「食事は大切なこと」。
「残さず食べて」。
小・中学校の給食の時間に行う栄養指導で給食調理場の栄養士が必ず口にする言葉です。小学1年では初めての給食について、小学校高学年はバランスよく食べること、中学3年は受験に向けての良い食事というように、子どもたちの発達段階や時期に応じた食についての話、食育
(しょくいく)をしています。
新聞やテレビで報道されていますので、健康維持の基となる「食」の乱れについて関心をもっている人も多いのではないでしょうか。栄養指導を行っている一人、総社東学校給食共同調理場の守谷和代学校栄養職員は、「子どもたちには、食をとおして自分の健康管理をし、食を自己管理できる能力を身に付けてほしい」と言います。

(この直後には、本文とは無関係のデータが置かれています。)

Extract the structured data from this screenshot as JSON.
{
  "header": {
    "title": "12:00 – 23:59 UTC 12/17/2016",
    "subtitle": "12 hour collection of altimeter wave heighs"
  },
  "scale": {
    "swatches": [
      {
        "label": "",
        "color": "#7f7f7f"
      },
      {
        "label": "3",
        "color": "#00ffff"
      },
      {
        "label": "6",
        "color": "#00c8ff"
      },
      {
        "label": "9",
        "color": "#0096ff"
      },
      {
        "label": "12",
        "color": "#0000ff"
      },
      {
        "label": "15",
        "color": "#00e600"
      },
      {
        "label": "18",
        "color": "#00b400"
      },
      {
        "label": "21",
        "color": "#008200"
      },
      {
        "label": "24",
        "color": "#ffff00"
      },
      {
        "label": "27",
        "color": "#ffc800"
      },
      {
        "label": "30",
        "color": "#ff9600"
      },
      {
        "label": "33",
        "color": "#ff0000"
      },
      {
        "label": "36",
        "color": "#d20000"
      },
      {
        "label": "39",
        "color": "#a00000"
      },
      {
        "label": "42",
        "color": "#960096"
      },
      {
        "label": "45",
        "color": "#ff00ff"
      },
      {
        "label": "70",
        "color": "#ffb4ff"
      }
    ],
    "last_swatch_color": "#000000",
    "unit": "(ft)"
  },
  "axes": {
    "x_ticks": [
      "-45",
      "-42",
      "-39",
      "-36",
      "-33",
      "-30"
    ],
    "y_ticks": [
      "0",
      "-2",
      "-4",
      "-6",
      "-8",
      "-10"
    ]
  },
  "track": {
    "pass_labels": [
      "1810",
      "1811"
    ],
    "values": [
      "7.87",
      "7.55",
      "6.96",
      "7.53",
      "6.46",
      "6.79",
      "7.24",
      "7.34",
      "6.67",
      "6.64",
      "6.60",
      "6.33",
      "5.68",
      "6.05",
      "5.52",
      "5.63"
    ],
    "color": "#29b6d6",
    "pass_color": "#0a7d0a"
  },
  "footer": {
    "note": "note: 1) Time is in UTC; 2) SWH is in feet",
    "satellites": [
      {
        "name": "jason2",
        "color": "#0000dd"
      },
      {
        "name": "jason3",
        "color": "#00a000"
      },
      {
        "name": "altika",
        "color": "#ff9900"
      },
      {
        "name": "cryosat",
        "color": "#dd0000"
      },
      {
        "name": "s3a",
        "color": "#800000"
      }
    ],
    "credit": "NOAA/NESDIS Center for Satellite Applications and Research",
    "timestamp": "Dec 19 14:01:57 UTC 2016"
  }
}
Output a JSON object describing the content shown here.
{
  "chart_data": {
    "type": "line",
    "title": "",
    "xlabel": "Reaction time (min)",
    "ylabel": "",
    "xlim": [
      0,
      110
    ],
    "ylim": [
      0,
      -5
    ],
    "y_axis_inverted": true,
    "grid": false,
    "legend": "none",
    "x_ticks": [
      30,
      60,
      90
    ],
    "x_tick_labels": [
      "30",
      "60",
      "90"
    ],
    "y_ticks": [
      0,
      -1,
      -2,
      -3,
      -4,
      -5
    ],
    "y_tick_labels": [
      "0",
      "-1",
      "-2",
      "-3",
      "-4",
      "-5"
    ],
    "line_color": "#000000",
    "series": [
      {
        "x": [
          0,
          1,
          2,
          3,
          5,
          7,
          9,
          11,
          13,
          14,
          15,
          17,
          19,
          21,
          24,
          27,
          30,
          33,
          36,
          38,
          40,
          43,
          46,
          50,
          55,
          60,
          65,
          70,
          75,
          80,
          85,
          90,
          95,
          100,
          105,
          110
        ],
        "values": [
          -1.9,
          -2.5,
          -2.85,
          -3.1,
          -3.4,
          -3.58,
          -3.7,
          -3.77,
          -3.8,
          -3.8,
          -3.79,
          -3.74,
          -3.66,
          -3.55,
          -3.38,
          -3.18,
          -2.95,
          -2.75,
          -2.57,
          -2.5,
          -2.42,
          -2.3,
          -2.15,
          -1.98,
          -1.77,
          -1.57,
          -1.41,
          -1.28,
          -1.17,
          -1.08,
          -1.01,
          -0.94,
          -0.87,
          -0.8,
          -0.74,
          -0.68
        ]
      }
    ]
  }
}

しかし、正しい食生活を子どもたちに伝えるためには栄養指導や給食だけでは限りがあります。家庭での役割も大きいのです。「料理を手伝わさせる」「食べ物を大切にすることを教える」「栄養のバランスのとれた食事をさせる」「朝ごはんを食べさせる」「家族そろって楽しい食事をする」といったことに取り組むことが大切です。正しい食生活を身に付けることは、子どもたちにとって生涯にわたっての健康づくりの基礎になります。
給食も工夫され、子どもたちからのリクエストを献立に加えたり、総社で採れたきびみどりや赤米を使っておかずを作ったりしています。そのような給食の話題をきっかけに、食について子どもたちに伝えるのもよいでしょう。また、農作業をし、収穫したものを食べる体験事業に子どもたちと参加してみるのもよいでしょう。
一朝一夕には解決しないこの課題、次世代を担う子どもたちのため、一人ひとりが「食」についてじっくり考えなければならないときが来ています。